BATI'DA güzel bir uygulama var. Yaş haddinden emekli olan üniversite hocalarına
nazikçe kapı gösterilip, "Güle güle" denmiyor. Yıllarını o kuruma ve bilime adamış akademisyenlerin,
yasal zorunluluktan emekliye ayrılsa bile, üniversiteyle bağı devam ettiriliyor. Bizdeki gibi hemen o gün odası elinden alınmıyor mesela, yaşadığı müddetçe kullanımına sunuluyor. Hayat buldukları o kurumlardan bir günde koparılıp uzaklaştırılmıyor hocaların hocaları. Her biri 'google' gibi olmuş,
ayaklı kütüphaneden farksız deneyim küpü bilim insanları bir kenara itilmiyor. Hiçbir şey değişmemiş gibi çalışmalarını sürdürüyor, deneyimleriyle hem öğrencilere hem genç akademisyenlere ışık tutmaya devam ediyorlar. Asıl önemlisi,
insani bir temele dayanıyor bu uygulama. Yaşamı üniversiteyle bütünleşmiş hocalara "istenmeyen, işi bitmiş adam" hissi dayatılmıyor. Boşluğa itilip bunalıma girmelerine müsaade edilmiyor, işleyen demir misali ışıldamaları sağlanıyor. Vefaya, insana verilen değere, inceliğe ve nezakete bakar mısınız! Ege Üniversitesi İletişim Fakültesi'ni kazandığım 1993 yılında tanıştığım Yrd. Doç. Dr.

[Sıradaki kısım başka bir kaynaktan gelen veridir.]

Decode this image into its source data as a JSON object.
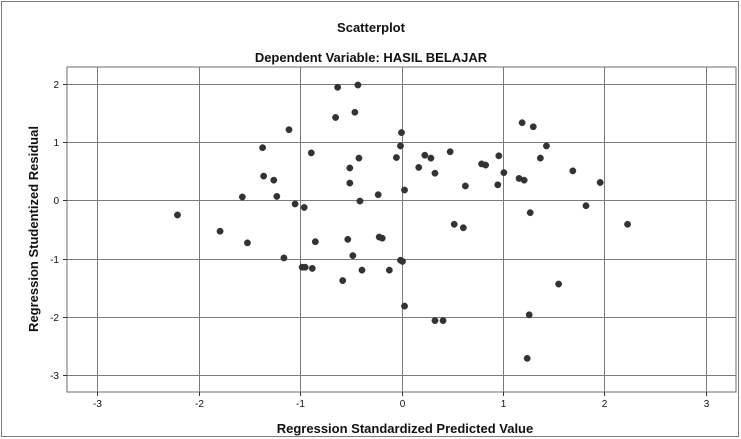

Oğuzhan Kavaklı 'yı son ziyaretimde düşünceli görünce, onlarla bizdeki fark gözümün önünde canlandı. 20 yılı aşkın süre aktif gazetecilik yaptıktan sonra akademisyenliğe geçmiş, akademik lisanla
piyasadan gelen bir hoca Oğuzhan Kavaklı... Elini ilk sıktığım günden bu yana 21 yıl geçmiş ve hocanın yaş haddinden emekliliği yaklaşmış. Senelerini verdiği, mesai kavramı tanımadan hafta sonları bile çalıştığı fakültesine ve evladı gibi gördüğü
Ege Ajans'a veda edecek olmanın hüznü şimdiden yüzüne yansımış. Bugün tanınmış tanınmamış birçok gazetecide emeği bulunan hocaların hocasını öyle görünce ben de hüzünlendim. Bir dakikasını bile boş geçirmeyen, en son görev aldığı AB projesi "Özgürlük İçin Basın"ı anlatırken bile 18 yaşındaki bir delikanlı gibi heyecanlanıp yerine sığamayan, çalışkanlığıyla hepimize örnek olan, biz gazetecilerin akıl hocası ve rehberi Oğuzhan Kavaklı mutlaka evinde oturmayacaktır. Mutlaka bir vakıf üniversitesi ya da bir kurum kapısını çalacaktır. O yaşına rağmen gençlere taş çıkartan böyle bir ismin bilgi ve deneyimlerinden yararlanmayı bırakmak, hocaya olduğu kadar onun ilmine de haksızlık olur zaten. Ancak biliyorum ki... Nereye giderse gitsin, hangi göreve gelirse gelsin, Ege Ajans'taki gazete kağıtlarının kokusu sinmiş o odanın yerini hiçbir yer tutamayacak. Değişime,
gençlere yer açmaya kimse itiraz edemez. Ama yılların hocalarına bir gün gelip de, "İşimiz bitti, buraya kadarmış" denilmesine de ben itiraz ediyorum. Avrupalı'nın akademik nezaketini ve insani yaklaşımını gördükten, hocaları nasıl baştacı ettiklerine tanıklık ettikten sonra, aksini zaten düşünemem. Bu toplumda vefa hep daim olsun istiyorsak, önce hocalara vefa göstermemiz gerekir...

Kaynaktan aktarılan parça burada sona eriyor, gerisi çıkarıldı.